= Karen Marrongelle =

American mathematician

Karen Ann Marrongelle is an American mathematics educator and specialist in collaborative learning in mathematics. In 2018, she was appointed head of the Directorate for Education and Human Resources at the National Science Foundation. She previously was the dean of the College of Liberal Arts and Sciences at Portland State University.

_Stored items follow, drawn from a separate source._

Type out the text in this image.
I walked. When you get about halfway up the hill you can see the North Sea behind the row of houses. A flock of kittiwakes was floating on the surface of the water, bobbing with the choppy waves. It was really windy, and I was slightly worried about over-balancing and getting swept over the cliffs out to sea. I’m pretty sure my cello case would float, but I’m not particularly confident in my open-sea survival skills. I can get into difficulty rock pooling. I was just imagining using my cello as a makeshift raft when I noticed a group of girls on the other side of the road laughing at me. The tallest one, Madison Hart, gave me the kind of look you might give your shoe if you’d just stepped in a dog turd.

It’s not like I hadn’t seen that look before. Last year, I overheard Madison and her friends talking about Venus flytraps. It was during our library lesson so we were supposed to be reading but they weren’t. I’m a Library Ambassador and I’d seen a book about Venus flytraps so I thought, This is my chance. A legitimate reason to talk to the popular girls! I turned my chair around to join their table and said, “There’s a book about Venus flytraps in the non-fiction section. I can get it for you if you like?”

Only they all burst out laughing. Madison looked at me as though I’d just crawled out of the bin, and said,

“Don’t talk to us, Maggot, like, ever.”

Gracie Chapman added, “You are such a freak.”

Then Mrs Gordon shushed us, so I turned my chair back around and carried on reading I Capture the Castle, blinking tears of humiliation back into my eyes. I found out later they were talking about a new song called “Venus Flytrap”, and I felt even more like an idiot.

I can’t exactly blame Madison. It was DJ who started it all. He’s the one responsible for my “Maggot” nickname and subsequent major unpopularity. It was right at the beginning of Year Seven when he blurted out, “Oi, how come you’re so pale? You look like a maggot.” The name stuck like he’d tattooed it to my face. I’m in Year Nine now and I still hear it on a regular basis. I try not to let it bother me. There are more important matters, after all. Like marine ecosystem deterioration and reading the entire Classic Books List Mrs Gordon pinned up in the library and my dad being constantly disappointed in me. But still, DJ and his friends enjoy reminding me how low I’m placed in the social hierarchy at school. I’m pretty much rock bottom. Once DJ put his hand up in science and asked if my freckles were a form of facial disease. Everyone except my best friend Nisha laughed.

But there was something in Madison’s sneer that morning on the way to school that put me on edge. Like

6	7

==Early life and education==
Marrongelle attended Allentown Central Catholic High School in Allentown, Pennsylvania, and then Albright College in Reading, Pennsylvania, where she majored in mathematics and also served on the executive board of Albright's radio station, WXAC, and graduated in 1995. After earning a master's degree in mathematics at Lehigh University in Bethlehem, Pennsylvania, in 1997, she completed her doctorate in mathematics education at the University of New Hampshire in Durham, New Hampshire, where her dissertation was Physics experiences and calculus: How students use physics to construct meaningful conceptualizations of calculus concepts in an interdisciplinary calculus/physics course.

==Career==
In 2001, Marrongelle became a faculty member in the department of mathematics and statistics at Portland State University. She took a leave from Portland State to work at the National Science Foundation from 2007 to 2009. At Portland State, she was assistant vice chancellor for academic standards, vice chancellor for academic strategies, and interim dean of liberal arts and sciences. In 2015, she was appointed dean. As dean, she led a proposal to eliminate Portland State's language programs in Ancient Greek, Swahili, Korean, and Vietnamese.

==Publications==
With Ping Li, Marrongelle is the author of the book Having Success with NSF: A Practical Guide, published by Wiley in 2013. In 2015, Marongelle became one of the three founding editors-in-chief of the Springer mathematics education journal International Journal of Research in Undergraduate Mathematics Education, a post she held until 2019.